The punishment for using the phrase "Polish (concentration) camps" will apply in precisely defined situations and its aim is to prevent the defamation of Poland's good name; final evaluations will be made by courts, the Polish Foreign Ministry wrote on Saturday in a statement sent to PAP.
During the observances marking the 73rd anniversary of the liberation of the Auschwitz German death camp on Saturday, the Israeli Ambassador to Poland, Anna Azari, appealed for a change in the amended law passed by the Sejm (Parliament's lower house), which will introduce punishment for the use of the phrase "Polish death camps" or any similar ones. The diplomat stressed that Israel considers that the amendment might mean that the survivors of the Holocaust who give testimony might be liable to punishment.
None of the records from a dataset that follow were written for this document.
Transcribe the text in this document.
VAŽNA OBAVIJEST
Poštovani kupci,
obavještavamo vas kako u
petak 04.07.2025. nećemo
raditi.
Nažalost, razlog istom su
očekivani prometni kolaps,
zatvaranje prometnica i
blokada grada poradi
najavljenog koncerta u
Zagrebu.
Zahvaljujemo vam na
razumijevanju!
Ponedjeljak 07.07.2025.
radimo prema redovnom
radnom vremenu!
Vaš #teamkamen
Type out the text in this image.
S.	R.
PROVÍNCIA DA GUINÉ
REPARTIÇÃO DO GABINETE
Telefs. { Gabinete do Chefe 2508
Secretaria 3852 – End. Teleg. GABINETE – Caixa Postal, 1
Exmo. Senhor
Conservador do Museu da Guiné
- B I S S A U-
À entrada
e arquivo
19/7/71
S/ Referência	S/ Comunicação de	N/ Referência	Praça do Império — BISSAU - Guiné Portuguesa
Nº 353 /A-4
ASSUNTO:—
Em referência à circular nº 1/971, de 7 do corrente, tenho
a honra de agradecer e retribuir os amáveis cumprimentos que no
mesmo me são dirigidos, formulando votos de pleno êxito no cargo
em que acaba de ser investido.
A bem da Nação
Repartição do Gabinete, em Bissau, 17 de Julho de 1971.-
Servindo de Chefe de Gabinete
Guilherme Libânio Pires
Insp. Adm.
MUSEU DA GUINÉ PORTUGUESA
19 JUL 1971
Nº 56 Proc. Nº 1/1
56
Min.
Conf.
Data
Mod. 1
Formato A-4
"In connection with the passing on Jan. 26, 2018 by the Sejm of the amended law on the Institute of National Remembrance - Commission for the Prosecution of Crimes against the Polish Nation (IPN) and some other laws, the Foreign Ministry informs that the aim of the law - passed after two years of legislation work - is to eliminate any statements - made publicly and contradictory to facts - making the Polish nation or State, responsible or co-responsible for Nazi crimes committed by the German Third Reich," the Polish Foreign Ministry wrote.
The Foreign Ministry added that the use of the phrase "Polish (concentration) camps" was one such example.
"The punishment envisaged in the amendment will apply in precisely defined situations and its aim is to prevent the defamation of Poland's good name. Each incident will be evaluated by the courts," the Foreign Ministry wrote.
On Saturday, during the observances marking the 73rd anniversary of the liberation of the Auschwitz German death camp, the Israeli Ambassador to Poland, Anna Azari, said that the amendment aroused many emotions in Israel and that the Israeli government rejected it. The diplomat expressed her hope that it would be possible to find a joint route to change the amendment. She stressed that Israel also understood who built Auschwitz and other camps, and everybody knows it was not the Poles. But she added that the amendment was seen in Israel as making it impossible to speak the truth about the Holocaust, and that everybody is outraged.
Under the amended law, any incidents of the defamation of Poland's good name, including the use of phrases such as "Polish (concentration) camps" or similar, can be punished with a fine or warrant a prison term of up to three years.